There are several forms of synchronization in software; one of the commonly encountered ones, and indeed one that we shall be working with quite a bit, is called locking. A lock, in programming terms, and as seen by the application developer, is ultimately a data structure instantiated as a variable.
When one requires a critical section, just encapsulate the code of the critical section between a lock and a corresponding unlock operation. (For now, don't worry about the code-level API details; we shall cover that later. Here, we are just focusing on getting the concepts right.)
Let's represent the critical section, along with the synchronization mechanism—a lock— using a diagram (a superset of the preceding Figure 3):
The basic premise of a lock is as follows:
- Only one thread can hold or own a lock at any given point in time; that thread is the owner of the lock.
- Upon the unlock, when more than one thread attempts to get or take the lock, the kernel will guarantee that exactly one thread will get the lock.
- The thread that gets the lock is called the winner (or the lock owner); the threads that tried for but did not get the lock are called the losers.
So, visualize this: say that we have three threads, A, B, and C, running in parallel on different CPU cores, all attempting to take a lock. The guarantee of the lock is that exactly one thread gets it—let's say that thread C wins, taking the lock (thus thread C is the winner or owner of the lock); threads A and B are the losers.

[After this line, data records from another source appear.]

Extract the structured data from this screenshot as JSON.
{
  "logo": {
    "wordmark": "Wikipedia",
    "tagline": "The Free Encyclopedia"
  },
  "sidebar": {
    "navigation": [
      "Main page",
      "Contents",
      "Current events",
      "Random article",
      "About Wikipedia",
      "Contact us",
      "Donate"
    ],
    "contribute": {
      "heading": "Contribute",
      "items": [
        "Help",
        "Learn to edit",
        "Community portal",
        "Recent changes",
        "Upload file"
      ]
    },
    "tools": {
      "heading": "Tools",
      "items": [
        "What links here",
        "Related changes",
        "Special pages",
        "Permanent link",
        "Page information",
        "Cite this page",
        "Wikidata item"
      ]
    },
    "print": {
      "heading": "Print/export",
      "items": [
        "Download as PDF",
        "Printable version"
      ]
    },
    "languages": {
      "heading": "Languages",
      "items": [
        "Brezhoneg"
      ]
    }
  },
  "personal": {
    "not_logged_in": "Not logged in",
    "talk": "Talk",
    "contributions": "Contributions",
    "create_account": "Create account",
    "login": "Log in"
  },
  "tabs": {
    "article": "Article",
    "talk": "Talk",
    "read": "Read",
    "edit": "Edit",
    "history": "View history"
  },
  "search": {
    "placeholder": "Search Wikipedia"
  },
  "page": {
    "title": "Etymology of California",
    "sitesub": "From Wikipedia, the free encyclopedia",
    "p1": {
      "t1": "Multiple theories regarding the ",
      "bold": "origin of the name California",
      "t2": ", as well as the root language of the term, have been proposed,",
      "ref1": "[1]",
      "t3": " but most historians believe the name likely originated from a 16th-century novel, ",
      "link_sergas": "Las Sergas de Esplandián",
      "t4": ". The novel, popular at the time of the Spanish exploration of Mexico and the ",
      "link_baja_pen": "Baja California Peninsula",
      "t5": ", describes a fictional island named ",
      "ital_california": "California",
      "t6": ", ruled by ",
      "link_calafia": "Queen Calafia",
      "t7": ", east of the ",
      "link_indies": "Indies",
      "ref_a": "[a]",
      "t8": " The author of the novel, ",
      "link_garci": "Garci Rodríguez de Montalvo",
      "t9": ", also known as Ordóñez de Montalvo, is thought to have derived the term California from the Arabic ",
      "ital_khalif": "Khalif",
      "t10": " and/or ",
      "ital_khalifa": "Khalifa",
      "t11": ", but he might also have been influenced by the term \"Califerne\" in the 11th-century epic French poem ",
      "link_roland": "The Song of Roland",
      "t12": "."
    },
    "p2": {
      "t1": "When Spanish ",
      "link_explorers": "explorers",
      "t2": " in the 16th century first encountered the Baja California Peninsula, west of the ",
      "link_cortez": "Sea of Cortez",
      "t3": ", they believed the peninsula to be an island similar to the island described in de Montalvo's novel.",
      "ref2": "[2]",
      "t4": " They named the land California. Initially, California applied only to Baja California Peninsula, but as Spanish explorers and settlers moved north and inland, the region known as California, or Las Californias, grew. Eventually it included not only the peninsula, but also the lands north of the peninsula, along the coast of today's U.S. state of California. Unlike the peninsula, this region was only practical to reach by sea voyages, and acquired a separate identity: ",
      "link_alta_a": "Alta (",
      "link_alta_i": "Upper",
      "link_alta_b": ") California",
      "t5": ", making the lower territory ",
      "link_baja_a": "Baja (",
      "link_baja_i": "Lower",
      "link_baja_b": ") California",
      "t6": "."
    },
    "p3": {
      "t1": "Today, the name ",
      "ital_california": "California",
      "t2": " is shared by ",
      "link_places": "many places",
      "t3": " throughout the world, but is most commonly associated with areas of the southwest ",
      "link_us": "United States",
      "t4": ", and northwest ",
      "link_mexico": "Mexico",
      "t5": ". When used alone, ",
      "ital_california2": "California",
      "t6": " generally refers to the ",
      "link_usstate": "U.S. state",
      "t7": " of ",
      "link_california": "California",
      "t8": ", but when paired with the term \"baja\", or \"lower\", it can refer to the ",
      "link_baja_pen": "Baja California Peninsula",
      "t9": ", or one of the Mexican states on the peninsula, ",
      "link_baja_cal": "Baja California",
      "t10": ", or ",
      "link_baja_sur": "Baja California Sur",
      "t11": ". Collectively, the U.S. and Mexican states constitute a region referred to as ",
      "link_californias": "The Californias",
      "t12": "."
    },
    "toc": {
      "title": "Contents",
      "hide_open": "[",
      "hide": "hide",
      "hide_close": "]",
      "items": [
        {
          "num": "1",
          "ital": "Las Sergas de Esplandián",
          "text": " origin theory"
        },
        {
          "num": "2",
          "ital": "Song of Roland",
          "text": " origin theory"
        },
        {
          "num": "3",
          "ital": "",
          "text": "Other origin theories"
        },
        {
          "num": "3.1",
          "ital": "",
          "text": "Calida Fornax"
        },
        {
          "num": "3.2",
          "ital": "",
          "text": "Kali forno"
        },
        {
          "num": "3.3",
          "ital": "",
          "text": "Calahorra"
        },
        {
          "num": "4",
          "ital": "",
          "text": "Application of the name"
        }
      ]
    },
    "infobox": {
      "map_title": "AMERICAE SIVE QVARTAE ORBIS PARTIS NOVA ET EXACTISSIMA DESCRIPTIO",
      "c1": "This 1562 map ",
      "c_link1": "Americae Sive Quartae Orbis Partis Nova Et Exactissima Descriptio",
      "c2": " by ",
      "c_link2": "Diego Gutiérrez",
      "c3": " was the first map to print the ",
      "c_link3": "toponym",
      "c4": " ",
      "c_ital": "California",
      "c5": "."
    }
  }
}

What happens after that?
- The winner thread sees the lock operation as a non-blocking call; it continues into the critical section (probably working on some shared writable resource, such as global data).
- The loser threads see the lock operation as a blocking call; they now block (wait), but on what exactly? (Recall that a blocking call is one in which we wait upon an event occurring and get unblocked once it occurs.) Well, the unlock operation, of course!
- The winner thread, upon (atomically) completing the critical section, performs the unlock operation.
- Either thread A or B will now get the lock, and the whole sequence repeats.
In a more generic manner, we can now understand it as: if N threads are in competition for a lock, the guarantee of the lock operation (by the OS) is that exactly one thread—the winner—will get the lock. So, we shall have one winner and N-1 losers. The winner thread proceeds into the code of the critical section; in the interim, all the N-1 loser threads wait (block) upon the unlock operation. At some point in the future (hopefully soon), the winner performs the unlock; this re-triggers the whole sequence again: the N-1 losers again compete for the lock; we shall have one winner and N-2 losers; the winner thread proceeds into the code of the critical section. In the interim, all the N-2 loser threads wait (block) upon the unlock operation and so on, until all the loser threads have become winners and have hence run the code of the critical section.